The World Health Organization on Saturday has officially recognized Gaming Disorder as a disease.
The 72nd World Health Assembly hosted by the World Health Organization took place on May 25TH in which the assembly finally recognized gaming disorder as a disease. The 194-member meeting finalized the Classification of Diseases (ICD-11), adding excessive gaming to the list.
The organization last June added gaming addiction under its section of potentially harmful technology-related behaviors, including too much use of “the internet, computers, smartphones” and more.
At the time of the release of the ICD-11, Dr Tedros Adhanom Ghebreyesus, WHO Director-General, had said “The ICD is a product that WHO is truly proud of.
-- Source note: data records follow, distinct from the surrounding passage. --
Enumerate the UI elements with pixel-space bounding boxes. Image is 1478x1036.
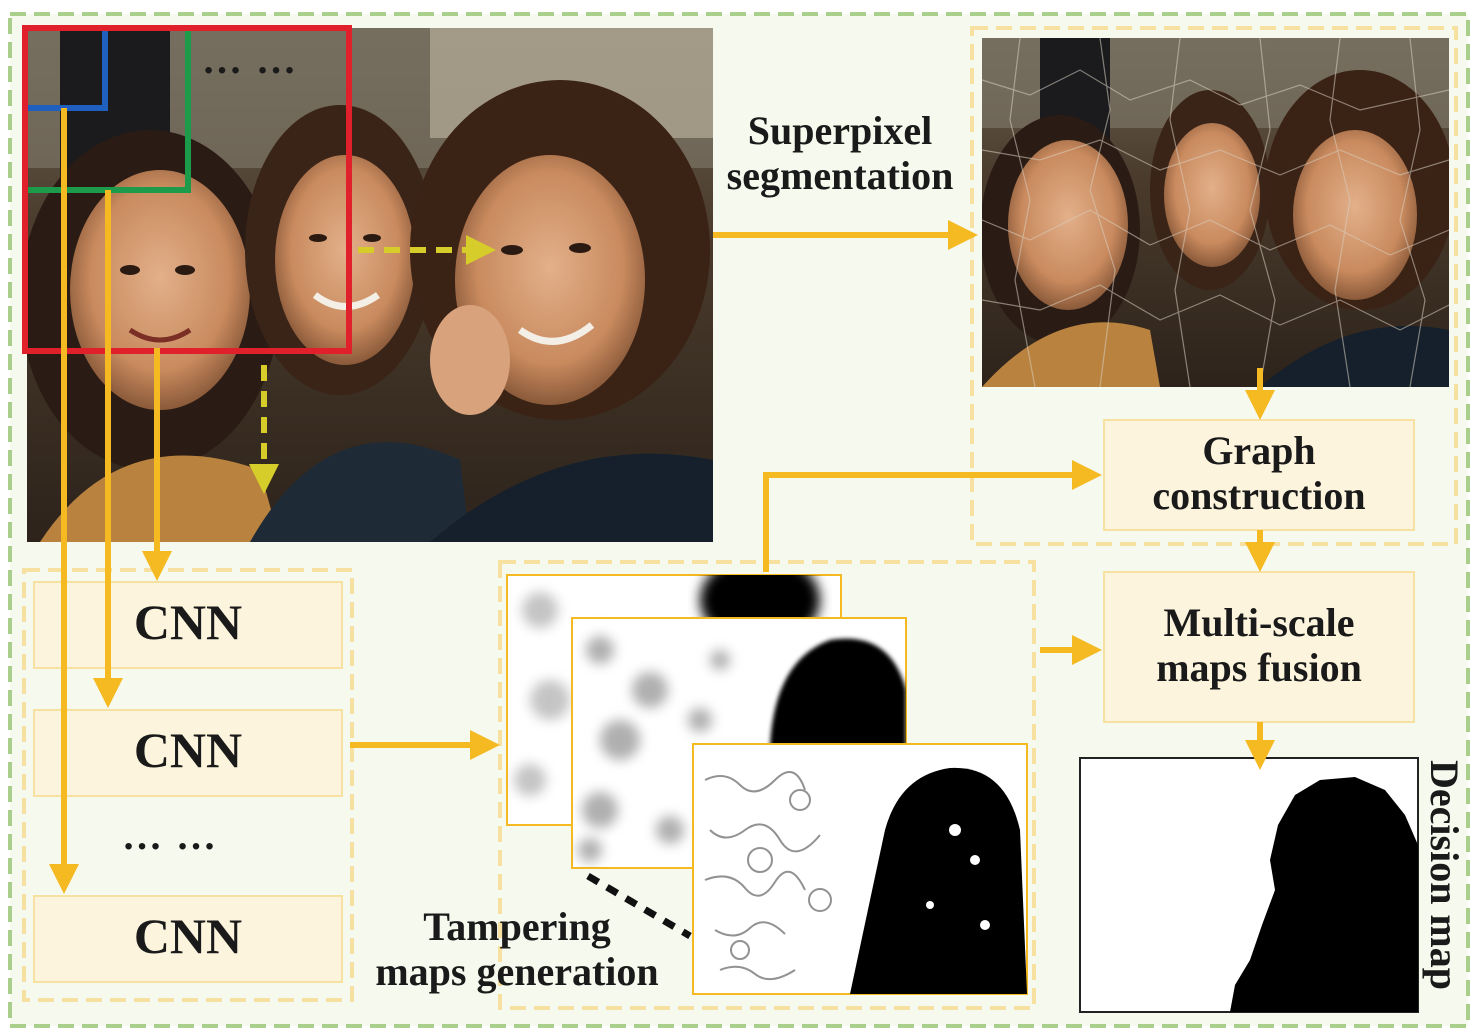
superpixel-image xyxy=(982,38,1449,387)
input-photo xyxy=(27,28,713,542)
cnn-ellipsis: … … xyxy=(122,813,218,858)
cnn-box-2 xyxy=(33,709,343,797)
decision-label: Decision map xyxy=(1422,760,1467,990)
cnn-group-border xyxy=(22,568,354,1002)
superpixel-label: Superpixel segmentation xyxy=(726,108,954,199)
graph-label: Graph construction xyxy=(1152,428,1366,519)
window-ellipsis: … … xyxy=(202,37,298,82)
tampering-label: Tampering maps generation xyxy=(375,904,659,995)
decision-map xyxy=(1079,757,1419,1013)
cnn-label-1: CNN xyxy=(133,594,243,650)
cnn-box-3 xyxy=(33,895,343,983)
cnn-label-2: CNN xyxy=(133,722,243,778)
cnn-box-1 xyxy=(33,581,343,669)
fusion-box xyxy=(1103,571,1415,723)
superpixel-group-border xyxy=(970,26,1458,546)
fusion-label: Multi-scale maps fusion xyxy=(1156,600,1362,691)
window-large xyxy=(22,25,352,354)
tampering-leader-line xyxy=(586,872,692,940)
tampering-map-3 xyxy=(692,743,1028,995)
arrow-maps-to-graph xyxy=(763,460,1102,572)
cnn-label-3: CNN xyxy=(133,908,243,964)
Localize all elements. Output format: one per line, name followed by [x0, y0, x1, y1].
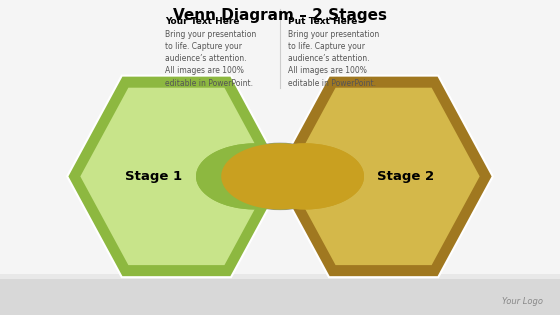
Polygon shape [67, 76, 286, 277]
Circle shape [196, 143, 314, 209]
Polygon shape [80, 88, 273, 265]
Text: Stage 2: Stage 2 [377, 170, 435, 183]
Polygon shape [221, 143, 364, 209]
Polygon shape [274, 76, 493, 277]
Text: Venn Diagram – 2 Stages: Venn Diagram – 2 Stages [173, 8, 387, 23]
Text: Bring your presentation
to life. Capture your
audience’s attention.
All images a: Bring your presentation to life. Capture… [165, 30, 256, 88]
Circle shape [220, 143, 340, 210]
Text: Stage 1: Stage 1 [125, 170, 183, 183]
Polygon shape [287, 88, 480, 265]
Circle shape [246, 143, 364, 209]
Bar [0, 274, 560, 315]
Text: Bring your presentation
to life. Capture your
audience’s attention.
All images a: Bring your presentation to life. Capture… [288, 30, 380, 88]
Bar [0, 274, 560, 279]
Text: Your Logo: Your Logo [502, 296, 543, 306]
Polygon shape [196, 143, 339, 209]
Ellipse shape [241, 158, 289, 181]
Text: Put Text Here: Put Text Here [288, 17, 358, 26]
Text: Your Text Here: Your Text Here [165, 17, 240, 26]
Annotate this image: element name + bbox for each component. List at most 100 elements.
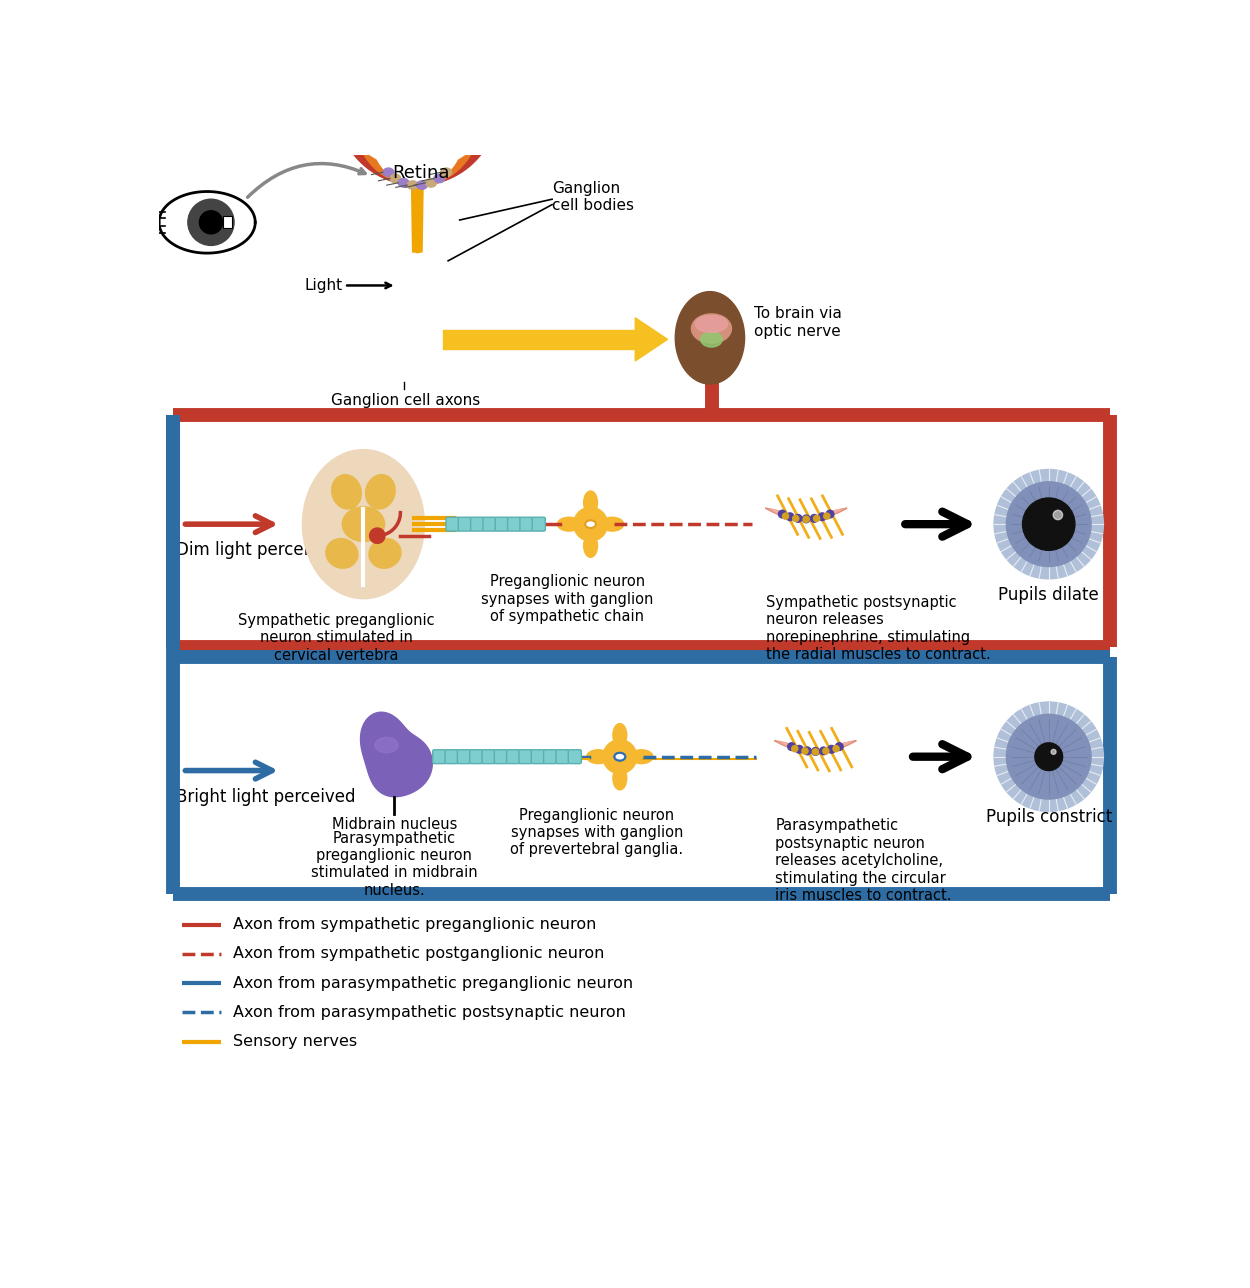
Text: Sensory nerves: Sensory nerves [232, 1034, 356, 1050]
Circle shape [574, 507, 608, 541]
Bar [222, 216, 231, 228]
Text: Pupils dilate: Pupils dilate [999, 586, 1099, 604]
Circle shape [782, 513, 789, 519]
Circle shape [370, 528, 385, 544]
Circle shape [792, 515, 799, 522]
Circle shape [814, 515, 820, 522]
Circle shape [994, 702, 1104, 811]
Text: Axon from parasympathetic postsynaptic neuron: Axon from parasympathetic postsynaptic n… [232, 1005, 625, 1020]
FancyBboxPatch shape [470, 518, 484, 531]
Ellipse shape [342, 507, 385, 541]
Text: Sympathetic postsynaptic
neuron releases
norepinephrine, stimulating
the radial : Sympathetic postsynaptic neuron releases… [766, 595, 991, 662]
Circle shape [1006, 715, 1091, 799]
FancyBboxPatch shape [544, 750, 556, 764]
Circle shape [200, 211, 222, 234]
Ellipse shape [701, 331, 722, 346]
Ellipse shape [600, 518, 624, 531]
Circle shape [812, 748, 819, 755]
Ellipse shape [399, 179, 409, 187]
FancyBboxPatch shape [495, 518, 509, 531]
Circle shape [788, 743, 795, 751]
Circle shape [824, 513, 830, 519]
Circle shape [791, 746, 798, 752]
Text: Light: Light [305, 278, 343, 292]
Circle shape [819, 513, 826, 520]
Ellipse shape [416, 180, 428, 189]
Text: Ganglion
cell bodies: Ganglion cell bodies [552, 180, 634, 213]
Polygon shape [345, 142, 490, 185]
Circle shape [794, 514, 802, 522]
Ellipse shape [441, 167, 451, 176]
Ellipse shape [369, 538, 401, 568]
Text: Axon from parasympathetic preganglionic neuron: Axon from parasympathetic preganglionic … [232, 975, 632, 990]
Ellipse shape [326, 538, 357, 568]
Ellipse shape [584, 491, 598, 514]
Ellipse shape [612, 724, 626, 747]
Circle shape [1051, 750, 1056, 755]
Circle shape [802, 748, 808, 753]
FancyBboxPatch shape [470, 750, 482, 764]
FancyBboxPatch shape [482, 750, 495, 764]
FancyBboxPatch shape [482, 518, 496, 531]
Circle shape [835, 743, 842, 751]
FancyBboxPatch shape [531, 750, 545, 764]
Ellipse shape [365, 475, 395, 509]
Circle shape [802, 516, 809, 523]
Ellipse shape [584, 535, 598, 558]
Text: Parasympathetic
postsynaptic neuron
releases acetylcholine,
stimulating the circ: Parasympathetic postsynaptic neuron rele… [775, 818, 952, 903]
Circle shape [820, 747, 828, 755]
Ellipse shape [331, 475, 361, 509]
FancyBboxPatch shape [506, 750, 520, 764]
FancyBboxPatch shape [569, 750, 581, 764]
Text: Bright light perceived: Bright light perceived [176, 787, 356, 805]
Ellipse shape [691, 314, 731, 343]
Text: Ganglion cell axons: Ganglion cell axons [331, 393, 480, 408]
Circle shape [786, 513, 794, 520]
Circle shape [811, 747, 819, 755]
FancyBboxPatch shape [508, 518, 521, 531]
Ellipse shape [434, 174, 445, 183]
Circle shape [828, 746, 835, 753]
Polygon shape [769, 509, 844, 519]
Circle shape [779, 510, 786, 518]
Ellipse shape [558, 518, 580, 531]
Ellipse shape [695, 316, 728, 332]
Polygon shape [635, 318, 668, 361]
Ellipse shape [586, 750, 610, 764]
Text: Preganglionic neuron
synapses with ganglion
of prevertebral ganglia.: Preganglionic neuron synapses with gangl… [510, 808, 684, 858]
Ellipse shape [615, 753, 625, 760]
Ellipse shape [408, 180, 418, 189]
Text: Retina: Retina [392, 164, 450, 182]
FancyBboxPatch shape [520, 518, 532, 531]
Ellipse shape [375, 738, 398, 753]
Ellipse shape [159, 192, 255, 254]
Circle shape [188, 200, 234, 246]
FancyBboxPatch shape [532, 518, 545, 531]
Text: Sympathetic preganglionic
neuron stimulated in
cervical vertebra: Sympathetic preganglionic neuron stimula… [239, 613, 435, 662]
FancyBboxPatch shape [556, 750, 569, 764]
Circle shape [804, 747, 811, 755]
FancyBboxPatch shape [519, 750, 532, 764]
Circle shape [994, 470, 1104, 578]
Polygon shape [675, 291, 745, 384]
Ellipse shape [630, 750, 652, 764]
FancyBboxPatch shape [459, 518, 471, 531]
Text: Axon from sympathetic postganglionic neuron: Axon from sympathetic postganglionic neu… [232, 947, 604, 961]
FancyBboxPatch shape [432, 750, 446, 764]
Ellipse shape [612, 766, 626, 790]
Ellipse shape [302, 450, 425, 599]
Text: Pupils constrict: Pupils constrict [985, 808, 1111, 826]
Text: Parasympathetic
preganglionic neuron
stimulated in midbrain
nucleus.: Parasympathetic preganglionic neuron sti… [311, 831, 478, 898]
FancyBboxPatch shape [458, 750, 470, 764]
Circle shape [810, 514, 819, 522]
Ellipse shape [426, 179, 436, 187]
Circle shape [602, 739, 636, 774]
Circle shape [795, 746, 802, 753]
Circle shape [1054, 510, 1062, 520]
Polygon shape [442, 330, 636, 349]
Circle shape [826, 510, 834, 518]
Polygon shape [779, 742, 853, 752]
FancyBboxPatch shape [445, 750, 459, 764]
Polygon shape [362, 152, 472, 185]
Polygon shape [360, 712, 432, 797]
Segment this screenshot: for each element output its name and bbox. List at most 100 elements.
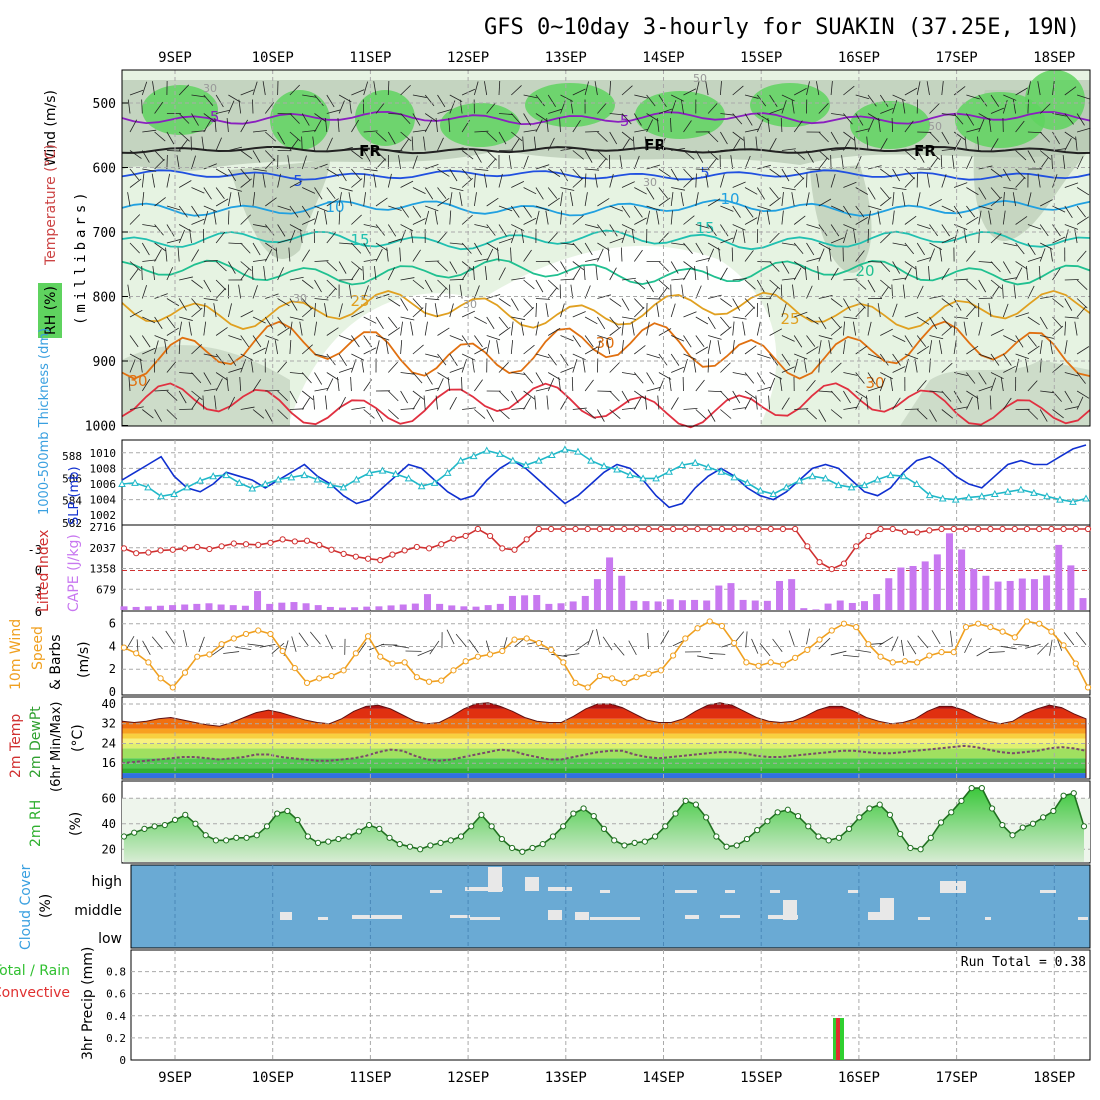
upper-wind-barb — [634, 306, 645, 318]
upper-wind-barb — [498, 224, 507, 237]
date-label-top: 17SEP — [936, 50, 978, 66]
rh2m-point — [304, 833, 311, 840]
upper-wind-barb — [597, 242, 610, 251]
upper-wind-barb — [867, 94, 877, 107]
upper-wind-barb — [978, 386, 993, 392]
rh2m-point — [1019, 824, 1026, 831]
upper-wind-barb — [154, 158, 165, 170]
upper-wind-barb — [793, 177, 805, 188]
upper-wind-barb — [547, 261, 559, 272]
lifted-index-point — [718, 525, 726, 533]
upper-wind-barb — [437, 261, 448, 272]
upper-wind-barb — [547, 187, 558, 199]
upper-wind-barb — [585, 168, 600, 171]
wind10-speed-point — [486, 651, 494, 658]
upper-wind-barb — [474, 173, 476, 188]
upper-wind-barb — [644, 395, 647, 410]
upper-wind-barb — [373, 173, 377, 188]
upper-wind-barb — [1052, 174, 1058, 188]
upper-wind-barb — [228, 94, 241, 103]
upper-wind-barb — [1015, 267, 1023, 281]
upper-wind-barb — [240, 242, 251, 254]
wind10-barb — [1049, 639, 1053, 656]
upper-wind-barb — [621, 205, 631, 218]
upper-wind-barb — [215, 372, 228, 381]
date-label-top: 9SEP — [158, 50, 192, 66]
upper-wind-barb — [388, 361, 398, 373]
upper-wind-barb — [941, 205, 955, 213]
upper-wind-barb — [449, 168, 458, 182]
upper-wind-barb — [718, 247, 721, 262]
upper-wind-barb — [240, 310, 254, 318]
upper-wind-barb — [1052, 409, 1064, 419]
upper-wind-barb — [486, 242, 499, 251]
rh2m-point — [835, 834, 842, 841]
lifted-index-point — [560, 525, 567, 533]
upper-wind-barb — [314, 279, 322, 293]
upper-wind-barb — [720, 326, 732, 336]
upper-wind-barb — [203, 321, 207, 336]
wind10-speed-point — [828, 627, 835, 634]
upper-wind-barb — [228, 146, 243, 151]
upper-wind-barb — [498, 267, 506, 281]
upper-wind-barb — [351, 310, 365, 318]
thickness-point — [404, 474, 413, 482]
upper-wind-barb — [830, 173, 836, 188]
cape-bar — [496, 603, 504, 610]
cloud-block — [770, 890, 780, 893]
wind10-speed-point — [242, 630, 250, 638]
thickness-point — [769, 489, 778, 498]
upper-wind-barb — [670, 210, 673, 225]
upper-wind-barb — [523, 94, 538, 99]
upper-wind-barb — [189, 229, 192, 244]
wind10-barb — [183, 630, 188, 646]
rh2m-point — [917, 846, 924, 853]
rh2m-point — [743, 835, 751, 843]
upper-wind-barb — [843, 85, 855, 96]
upper-wind-barb — [486, 340, 491, 355]
upper-wind-barb — [1015, 87, 1028, 96]
upper-wind-barb — [425, 205, 439, 212]
upper-wind-barb — [830, 237, 845, 244]
wind10-barb — [891, 636, 899, 652]
upper-wind-barb — [855, 217, 868, 225]
upper-wind-barb — [252, 347, 266, 355]
thickness-tick: 588 — [62, 450, 82, 463]
upper-wind-barb — [252, 242, 261, 256]
cloud-block — [725, 890, 735, 893]
upper-wind-barb — [400, 372, 415, 375]
rh2m-point — [508, 844, 516, 852]
upper-wind-barb — [1027, 224, 1042, 230]
rh2m-point — [549, 833, 557, 840]
upper-wind-barb — [830, 131, 839, 145]
temp-band — [122, 702, 1086, 709]
upper-wind-barb — [732, 229, 738, 244]
upper-wind-barb — [1064, 390, 1073, 404]
lifted-index-point — [145, 549, 152, 556]
isotherm-label: 20 — [855, 262, 874, 280]
upper-wind-barb — [705, 173, 709, 188]
upper-wind-barb — [560, 367, 574, 373]
upper-wind-barb — [680, 192, 684, 207]
upper-wind-barb — [191, 397, 200, 410]
upper-wind-barb — [165, 247, 168, 262]
upper-wind-barb — [375, 316, 384, 330]
upper-wind-barb — [166, 409, 178, 420]
wind10-speed-point — [804, 646, 811, 653]
rh2m-area — [124, 788, 1084, 862]
upper-wind-barb — [252, 316, 266, 324]
upper-wind-barb — [128, 377, 131, 392]
upper-wind-barb — [584, 316, 598, 325]
cloud-block — [600, 890, 610, 893]
upper-wind-barb — [584, 81, 589, 96]
rh2m-point — [856, 814, 863, 821]
slp-tick: 1004 — [90, 494, 117, 507]
upper-wind-barb — [523, 279, 535, 290]
upper-wind-barb — [164, 340, 168, 355]
upper-wind-barb — [203, 388, 218, 392]
upper-wind-barb — [535, 372, 544, 385]
cape-bar — [1055, 544, 1063, 610]
upper-wind-barb — [990, 196, 1002, 207]
upper-wind-barb — [1027, 335, 1037, 347]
It enables us to understand so much about what makes people get sick and die, and to take action to prevent suffering and save lives.”
‘Gaming disorder’ comes under the disorders due to ‘addictive behavior’ section of the ICD. It’s described as “a pattern of persistent or recurrent gaming behavior, which may be online or offline, manifested by impaired control over gaming, increasing priority given to gaming to the extent that gaming takes precedence over other life interests and daily activities and continuation or escalation of gaming despite the occurrence of negative consequences.”
Characteristics of Gaming Disorder
1) Impaired control over gaming (e.g., onset, frequency, intensity, duration, termination, and context)
2) Increasing priority for the game to the extent that gaming takes precedence over life interests and daily activities.
3) Continuation or escalation of gaming despite the occurrence of worst consequences.
The diagnosed of the gaming disorder can only be done , if the behavior pattern of the person is of sufficient severity to result in significant impairment in personal, family, social, educational, occupational or other important areas of functioning and that too evident for at least of 12 months.
The World Health Organisation has said that the decision to include gaming disorder as a disease is based on reviews of evidence and reflected the consensus of experts from different disciplines. Though the gaming disorder is still unlikely to be universally recognized for some time, as both the medical field and the gaming industry strongly disagree with WHO’s decision.